I nuovi stiliti di Scimone

Di fronte a uno spettacolo come «Pali» di Spiro Scimone (autore e interprete) e Francesco Sframeli (regista e interprete), non si può che restare sorpresi. Tanto più se già si conosce il lavoro che da oltre 10 anni i due affiatati messinesi conducono sulle scene italiane e internazionali. Perché in questa loro ultima produzione, malgrado i semi di certe intuizioni si possano ritrovare nei precedenti «Il cortile» e «La busta», lo scarto di fantasia da cui fiorisce la scrittura, concretizzatosi in giocosa metafora, è davvero spiazzante. Di vedetta sulla cima di due pali che ne fiancheggiano un altro «disabitato», calati in un’atmosfera dai colori acidi che echeggia un infantile Golgota laico, Senzamani (Scimone) e La Bruciata (Sframeli) sono due ladroni dei nostri tempi, due stiliti semiseri. Se questa fuga rappresenta, infatti, l’estremo tentativo di scampare l’inarrestabile invasione di escrementi che sta coprendo il manto terrestre, essa nondimeno apre la strada al paradosso e determina una situazione immodificabile (malgrado le continue preghiere) che può procedere solo attraverso altre trovate surreali.
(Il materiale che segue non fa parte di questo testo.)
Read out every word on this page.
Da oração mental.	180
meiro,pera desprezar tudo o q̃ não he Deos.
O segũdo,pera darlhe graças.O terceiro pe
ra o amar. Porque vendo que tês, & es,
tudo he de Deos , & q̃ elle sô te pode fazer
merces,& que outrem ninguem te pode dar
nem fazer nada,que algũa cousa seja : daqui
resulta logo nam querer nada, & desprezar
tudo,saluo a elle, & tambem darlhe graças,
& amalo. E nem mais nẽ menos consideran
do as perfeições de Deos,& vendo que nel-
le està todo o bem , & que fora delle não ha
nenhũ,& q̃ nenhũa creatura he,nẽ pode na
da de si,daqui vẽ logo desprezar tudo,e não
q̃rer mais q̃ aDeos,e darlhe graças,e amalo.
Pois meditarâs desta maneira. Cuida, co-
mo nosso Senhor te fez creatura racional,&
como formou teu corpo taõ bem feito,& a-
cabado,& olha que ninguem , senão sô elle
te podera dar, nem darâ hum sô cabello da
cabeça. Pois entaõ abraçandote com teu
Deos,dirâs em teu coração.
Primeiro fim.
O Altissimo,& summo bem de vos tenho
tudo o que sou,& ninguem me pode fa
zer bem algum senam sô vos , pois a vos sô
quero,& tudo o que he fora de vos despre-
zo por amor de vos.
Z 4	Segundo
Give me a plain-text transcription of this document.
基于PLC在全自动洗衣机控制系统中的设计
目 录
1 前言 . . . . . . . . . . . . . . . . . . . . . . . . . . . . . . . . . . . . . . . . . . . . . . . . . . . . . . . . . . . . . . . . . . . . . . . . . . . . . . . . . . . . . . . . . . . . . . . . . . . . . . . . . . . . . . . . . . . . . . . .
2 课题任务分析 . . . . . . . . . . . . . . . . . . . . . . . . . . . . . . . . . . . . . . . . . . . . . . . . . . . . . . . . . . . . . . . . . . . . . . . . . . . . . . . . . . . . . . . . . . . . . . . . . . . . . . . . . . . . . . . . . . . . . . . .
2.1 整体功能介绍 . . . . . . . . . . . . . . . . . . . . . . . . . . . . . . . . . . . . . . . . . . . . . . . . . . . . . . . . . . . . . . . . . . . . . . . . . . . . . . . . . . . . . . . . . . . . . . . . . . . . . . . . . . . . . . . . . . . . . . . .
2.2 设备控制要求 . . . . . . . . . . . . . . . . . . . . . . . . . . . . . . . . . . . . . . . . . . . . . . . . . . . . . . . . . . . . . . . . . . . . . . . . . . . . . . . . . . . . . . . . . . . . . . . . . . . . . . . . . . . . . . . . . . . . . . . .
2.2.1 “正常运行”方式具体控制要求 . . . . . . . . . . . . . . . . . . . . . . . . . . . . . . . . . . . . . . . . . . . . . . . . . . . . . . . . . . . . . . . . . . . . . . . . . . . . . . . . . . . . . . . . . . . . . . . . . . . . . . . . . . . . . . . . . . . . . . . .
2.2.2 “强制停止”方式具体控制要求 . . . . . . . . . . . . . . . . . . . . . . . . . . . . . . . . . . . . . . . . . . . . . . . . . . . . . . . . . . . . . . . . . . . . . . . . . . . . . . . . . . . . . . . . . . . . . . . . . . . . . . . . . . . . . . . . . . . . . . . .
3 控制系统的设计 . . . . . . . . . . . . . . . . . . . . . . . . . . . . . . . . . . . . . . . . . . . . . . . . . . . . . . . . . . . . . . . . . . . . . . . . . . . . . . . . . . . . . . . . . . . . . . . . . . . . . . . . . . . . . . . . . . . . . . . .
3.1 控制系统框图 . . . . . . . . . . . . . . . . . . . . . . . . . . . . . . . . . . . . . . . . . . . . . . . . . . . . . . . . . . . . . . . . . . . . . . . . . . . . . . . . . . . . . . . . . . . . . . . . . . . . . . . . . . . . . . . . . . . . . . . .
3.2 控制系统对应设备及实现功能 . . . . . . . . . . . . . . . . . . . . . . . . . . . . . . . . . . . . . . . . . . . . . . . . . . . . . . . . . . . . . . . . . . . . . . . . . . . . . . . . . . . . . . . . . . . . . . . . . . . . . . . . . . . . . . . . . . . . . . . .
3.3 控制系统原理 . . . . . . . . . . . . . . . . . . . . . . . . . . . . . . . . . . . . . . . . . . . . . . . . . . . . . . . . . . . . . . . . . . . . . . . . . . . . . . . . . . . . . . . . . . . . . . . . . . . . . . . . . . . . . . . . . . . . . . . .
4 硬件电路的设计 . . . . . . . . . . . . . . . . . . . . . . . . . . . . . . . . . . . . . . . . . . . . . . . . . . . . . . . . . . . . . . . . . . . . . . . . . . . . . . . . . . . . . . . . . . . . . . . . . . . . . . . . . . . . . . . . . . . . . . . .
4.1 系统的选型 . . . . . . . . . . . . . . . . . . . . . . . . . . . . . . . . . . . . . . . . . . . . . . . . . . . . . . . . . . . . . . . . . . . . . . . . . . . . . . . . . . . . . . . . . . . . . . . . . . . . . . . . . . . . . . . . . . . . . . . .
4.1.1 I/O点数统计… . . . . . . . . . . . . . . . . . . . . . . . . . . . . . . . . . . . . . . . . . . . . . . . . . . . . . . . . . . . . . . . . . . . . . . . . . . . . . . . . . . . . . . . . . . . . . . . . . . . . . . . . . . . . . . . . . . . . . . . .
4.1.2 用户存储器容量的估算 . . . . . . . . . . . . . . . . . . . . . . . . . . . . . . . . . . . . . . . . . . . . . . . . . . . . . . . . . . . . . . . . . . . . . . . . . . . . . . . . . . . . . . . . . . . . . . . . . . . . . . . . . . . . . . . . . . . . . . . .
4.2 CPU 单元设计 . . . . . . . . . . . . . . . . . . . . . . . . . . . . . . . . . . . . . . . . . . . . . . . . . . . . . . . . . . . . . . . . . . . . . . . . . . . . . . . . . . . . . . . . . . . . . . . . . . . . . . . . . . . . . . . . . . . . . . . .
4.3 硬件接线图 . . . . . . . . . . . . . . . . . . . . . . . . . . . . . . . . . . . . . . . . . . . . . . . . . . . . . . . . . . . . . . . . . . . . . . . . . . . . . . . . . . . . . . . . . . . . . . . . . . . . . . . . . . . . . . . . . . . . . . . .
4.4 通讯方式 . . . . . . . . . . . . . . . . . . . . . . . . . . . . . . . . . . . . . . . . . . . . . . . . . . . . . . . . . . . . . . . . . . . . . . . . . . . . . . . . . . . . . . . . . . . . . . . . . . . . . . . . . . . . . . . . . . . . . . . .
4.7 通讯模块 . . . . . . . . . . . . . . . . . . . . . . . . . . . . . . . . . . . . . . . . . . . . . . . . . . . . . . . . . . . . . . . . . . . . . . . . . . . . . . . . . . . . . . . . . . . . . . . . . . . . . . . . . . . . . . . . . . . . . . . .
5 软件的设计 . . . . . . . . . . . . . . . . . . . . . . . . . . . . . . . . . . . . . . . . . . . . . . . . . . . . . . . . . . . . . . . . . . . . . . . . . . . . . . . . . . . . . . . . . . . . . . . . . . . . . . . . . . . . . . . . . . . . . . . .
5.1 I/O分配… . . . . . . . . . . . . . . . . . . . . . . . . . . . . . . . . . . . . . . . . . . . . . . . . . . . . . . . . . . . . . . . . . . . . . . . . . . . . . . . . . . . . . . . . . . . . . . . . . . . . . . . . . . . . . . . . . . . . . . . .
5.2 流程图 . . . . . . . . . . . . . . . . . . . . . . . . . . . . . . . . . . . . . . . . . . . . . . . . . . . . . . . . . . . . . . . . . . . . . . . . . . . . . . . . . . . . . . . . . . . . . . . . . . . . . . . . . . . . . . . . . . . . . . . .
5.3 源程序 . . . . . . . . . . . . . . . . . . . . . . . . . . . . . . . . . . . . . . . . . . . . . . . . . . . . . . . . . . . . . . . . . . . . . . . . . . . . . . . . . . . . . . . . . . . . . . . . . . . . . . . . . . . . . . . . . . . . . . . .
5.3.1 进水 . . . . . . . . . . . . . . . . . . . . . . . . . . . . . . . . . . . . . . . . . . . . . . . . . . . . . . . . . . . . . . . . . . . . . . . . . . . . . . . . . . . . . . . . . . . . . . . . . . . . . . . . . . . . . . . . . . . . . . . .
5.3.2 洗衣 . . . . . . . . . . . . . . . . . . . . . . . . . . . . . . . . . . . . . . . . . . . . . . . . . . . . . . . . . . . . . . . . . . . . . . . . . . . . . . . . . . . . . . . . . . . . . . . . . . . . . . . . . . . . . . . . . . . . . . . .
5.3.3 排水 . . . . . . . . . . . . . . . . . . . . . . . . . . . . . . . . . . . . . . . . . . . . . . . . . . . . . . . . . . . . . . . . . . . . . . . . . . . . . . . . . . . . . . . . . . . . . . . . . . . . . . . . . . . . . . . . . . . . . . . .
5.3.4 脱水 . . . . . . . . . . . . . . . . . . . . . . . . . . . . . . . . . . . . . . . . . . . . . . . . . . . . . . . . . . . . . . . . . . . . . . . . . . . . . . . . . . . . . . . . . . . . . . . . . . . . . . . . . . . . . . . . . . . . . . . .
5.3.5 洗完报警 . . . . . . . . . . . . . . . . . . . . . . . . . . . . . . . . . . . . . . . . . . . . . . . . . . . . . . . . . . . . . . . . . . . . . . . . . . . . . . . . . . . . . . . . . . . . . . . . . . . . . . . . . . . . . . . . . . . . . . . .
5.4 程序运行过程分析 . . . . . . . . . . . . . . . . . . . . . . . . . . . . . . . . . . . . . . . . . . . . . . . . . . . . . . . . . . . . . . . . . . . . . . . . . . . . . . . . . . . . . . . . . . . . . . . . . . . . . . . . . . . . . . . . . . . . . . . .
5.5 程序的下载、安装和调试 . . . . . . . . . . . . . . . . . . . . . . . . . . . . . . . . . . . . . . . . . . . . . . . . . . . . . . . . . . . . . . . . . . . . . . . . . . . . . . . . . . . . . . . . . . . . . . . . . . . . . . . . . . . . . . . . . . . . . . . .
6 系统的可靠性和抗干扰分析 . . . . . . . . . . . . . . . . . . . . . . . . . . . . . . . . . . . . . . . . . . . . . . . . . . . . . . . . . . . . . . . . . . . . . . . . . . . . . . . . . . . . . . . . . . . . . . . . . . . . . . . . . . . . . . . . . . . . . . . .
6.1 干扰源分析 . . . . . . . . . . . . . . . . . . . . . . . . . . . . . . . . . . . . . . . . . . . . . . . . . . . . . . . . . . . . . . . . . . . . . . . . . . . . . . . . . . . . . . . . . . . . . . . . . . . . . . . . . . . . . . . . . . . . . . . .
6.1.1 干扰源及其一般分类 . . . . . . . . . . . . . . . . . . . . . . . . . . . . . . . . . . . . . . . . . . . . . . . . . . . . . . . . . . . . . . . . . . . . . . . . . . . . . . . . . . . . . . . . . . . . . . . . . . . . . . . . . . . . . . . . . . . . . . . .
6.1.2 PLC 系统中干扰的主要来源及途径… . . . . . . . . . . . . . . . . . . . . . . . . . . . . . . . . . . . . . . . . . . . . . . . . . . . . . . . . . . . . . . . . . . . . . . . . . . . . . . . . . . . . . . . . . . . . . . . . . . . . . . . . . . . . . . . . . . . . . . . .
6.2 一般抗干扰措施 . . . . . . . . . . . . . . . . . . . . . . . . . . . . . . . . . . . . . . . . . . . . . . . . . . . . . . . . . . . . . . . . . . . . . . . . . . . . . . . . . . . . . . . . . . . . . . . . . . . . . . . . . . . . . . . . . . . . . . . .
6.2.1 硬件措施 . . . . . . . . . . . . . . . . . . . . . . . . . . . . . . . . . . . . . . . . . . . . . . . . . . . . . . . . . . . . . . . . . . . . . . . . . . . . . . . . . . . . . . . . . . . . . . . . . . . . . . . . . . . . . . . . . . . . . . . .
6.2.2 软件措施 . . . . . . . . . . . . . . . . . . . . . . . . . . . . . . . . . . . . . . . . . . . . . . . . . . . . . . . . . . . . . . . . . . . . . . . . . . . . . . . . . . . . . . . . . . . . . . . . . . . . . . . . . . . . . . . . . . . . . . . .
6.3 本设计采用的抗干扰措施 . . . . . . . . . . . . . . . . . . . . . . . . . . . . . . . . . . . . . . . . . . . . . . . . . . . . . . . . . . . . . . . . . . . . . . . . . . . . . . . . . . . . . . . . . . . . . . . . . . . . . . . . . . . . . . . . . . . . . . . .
E solo nello spazio imprevedibile di una buffa parata circense, non priva di richiami a Beckett e a Jarry, dove il senso di minaccia (tema assai caro a Scimone) viene incarnato da un duo di saltimbanchi maldestri, l’Altro (Salvatore Arena) e il Nero (Gianluca Cesale), che rappresenta appunto lo straniero, il diverso, l’escluso. Di tutto questo certamente noi ridiamo. Ma non riusciamo a sentirci allegri. Da vedere. Al Valle fino a domenica.